ABSTRACT Supplementing with proteolytic digest of shark cartilage (SCP) to give 1.5% and 2.5% in the diet significantly moderated hyperuricemia in rats induced by potassium oxonate in the diet. On the other hand, no significant effect was observed by a diet containing 2.5% proteolytic digest of cow cartilage. Hyperuricemia induced by a single intraperitoneal injection of potassium oxonate was also moderated by single ingestion of the proteolytic digest of shark cartilage in a dose-dependent manner.
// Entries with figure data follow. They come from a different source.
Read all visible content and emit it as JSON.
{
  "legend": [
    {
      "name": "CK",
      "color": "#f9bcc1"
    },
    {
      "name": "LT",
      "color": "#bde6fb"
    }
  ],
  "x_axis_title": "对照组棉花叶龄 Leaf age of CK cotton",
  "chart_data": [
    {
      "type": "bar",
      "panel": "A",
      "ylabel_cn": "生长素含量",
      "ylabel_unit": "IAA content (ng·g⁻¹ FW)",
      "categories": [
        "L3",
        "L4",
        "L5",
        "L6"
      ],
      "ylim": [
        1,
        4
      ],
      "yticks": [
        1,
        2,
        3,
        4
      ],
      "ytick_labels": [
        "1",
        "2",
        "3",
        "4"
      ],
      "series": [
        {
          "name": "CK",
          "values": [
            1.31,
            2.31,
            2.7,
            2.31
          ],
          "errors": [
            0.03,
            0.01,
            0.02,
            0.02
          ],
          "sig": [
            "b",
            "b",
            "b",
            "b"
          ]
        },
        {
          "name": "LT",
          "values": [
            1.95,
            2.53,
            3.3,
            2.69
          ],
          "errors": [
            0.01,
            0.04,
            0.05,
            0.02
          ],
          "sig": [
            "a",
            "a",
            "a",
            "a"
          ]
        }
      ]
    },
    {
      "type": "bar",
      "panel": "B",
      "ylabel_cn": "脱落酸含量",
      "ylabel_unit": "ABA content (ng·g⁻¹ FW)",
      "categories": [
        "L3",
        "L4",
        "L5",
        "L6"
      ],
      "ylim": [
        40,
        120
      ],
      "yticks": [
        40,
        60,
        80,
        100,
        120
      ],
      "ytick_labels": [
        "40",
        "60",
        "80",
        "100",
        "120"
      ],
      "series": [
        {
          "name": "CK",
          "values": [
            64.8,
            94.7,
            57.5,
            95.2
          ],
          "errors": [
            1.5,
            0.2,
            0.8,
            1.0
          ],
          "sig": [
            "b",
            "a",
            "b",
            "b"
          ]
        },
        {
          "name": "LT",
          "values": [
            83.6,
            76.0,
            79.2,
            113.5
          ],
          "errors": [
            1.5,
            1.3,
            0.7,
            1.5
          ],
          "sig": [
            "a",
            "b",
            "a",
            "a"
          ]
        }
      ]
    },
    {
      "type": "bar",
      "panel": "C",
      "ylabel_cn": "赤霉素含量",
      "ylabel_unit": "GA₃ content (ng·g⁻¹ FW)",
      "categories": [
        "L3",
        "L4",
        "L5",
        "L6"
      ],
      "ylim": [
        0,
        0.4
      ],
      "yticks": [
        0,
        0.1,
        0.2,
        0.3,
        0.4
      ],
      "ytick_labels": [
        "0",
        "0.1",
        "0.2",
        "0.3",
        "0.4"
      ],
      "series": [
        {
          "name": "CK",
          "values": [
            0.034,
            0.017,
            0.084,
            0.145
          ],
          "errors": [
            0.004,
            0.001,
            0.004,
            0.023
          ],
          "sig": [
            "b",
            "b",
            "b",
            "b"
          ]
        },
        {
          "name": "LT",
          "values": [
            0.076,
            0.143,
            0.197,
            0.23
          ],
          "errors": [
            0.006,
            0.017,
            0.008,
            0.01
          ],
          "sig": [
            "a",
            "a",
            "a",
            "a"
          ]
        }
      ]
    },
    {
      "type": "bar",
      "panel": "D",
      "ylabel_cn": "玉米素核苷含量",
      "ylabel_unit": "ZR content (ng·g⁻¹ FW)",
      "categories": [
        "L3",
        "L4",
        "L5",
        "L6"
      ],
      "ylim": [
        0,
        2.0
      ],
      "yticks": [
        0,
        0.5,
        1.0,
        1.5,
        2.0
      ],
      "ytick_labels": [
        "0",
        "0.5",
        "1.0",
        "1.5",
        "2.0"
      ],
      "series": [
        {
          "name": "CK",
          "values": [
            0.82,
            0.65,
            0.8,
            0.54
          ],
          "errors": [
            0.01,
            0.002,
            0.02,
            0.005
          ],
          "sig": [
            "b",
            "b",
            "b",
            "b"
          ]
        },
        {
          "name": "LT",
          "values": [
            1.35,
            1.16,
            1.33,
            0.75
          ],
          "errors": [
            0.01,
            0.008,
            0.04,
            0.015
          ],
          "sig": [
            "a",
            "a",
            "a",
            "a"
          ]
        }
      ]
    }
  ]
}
The proteolytic digest of shark cartilage was fractionated on the basis of the isoelectric point into acidic, weak acidic and basic fractions. Significant anti-hyperuricemic activity was observed only in the basic fraction, and ingestion of chondroitin sulfate free from protein, one of the major constituents of the digest, had no significant anti-hyperuricemic activity. Basic components, possibly peptide, might be responsible for anti-hyperuricemic activity in this rat model. PRACTICAL APPLICATIONS The present study demonstrates that ingestion of diet containing food-grade microbial protease digest of shark cartilage can lower the serum uric acid level of the oxonate-induced hyperuricemia rats, while that of cow cartilage has no significant activity. The shark cartilage digest was fractionated by large-scale preparative isoelectric focusing on the basis of amphoteric nature of sample without using chemically synthesized carrier ampholine, which is referred to autofocusing and has potential for further scale-up. Only basic fraction can significantly lower the serum uric acid. On the other hand, chondroichin sulfate, one of the major constituents of the acidic fraction has no significant activity. These results suggest the basic peptide fraction might responsible for the uric acid-lowering activity. This fraction could be prepared in an industrial scale and used for food ingredient to prevent and alleviate gout attack.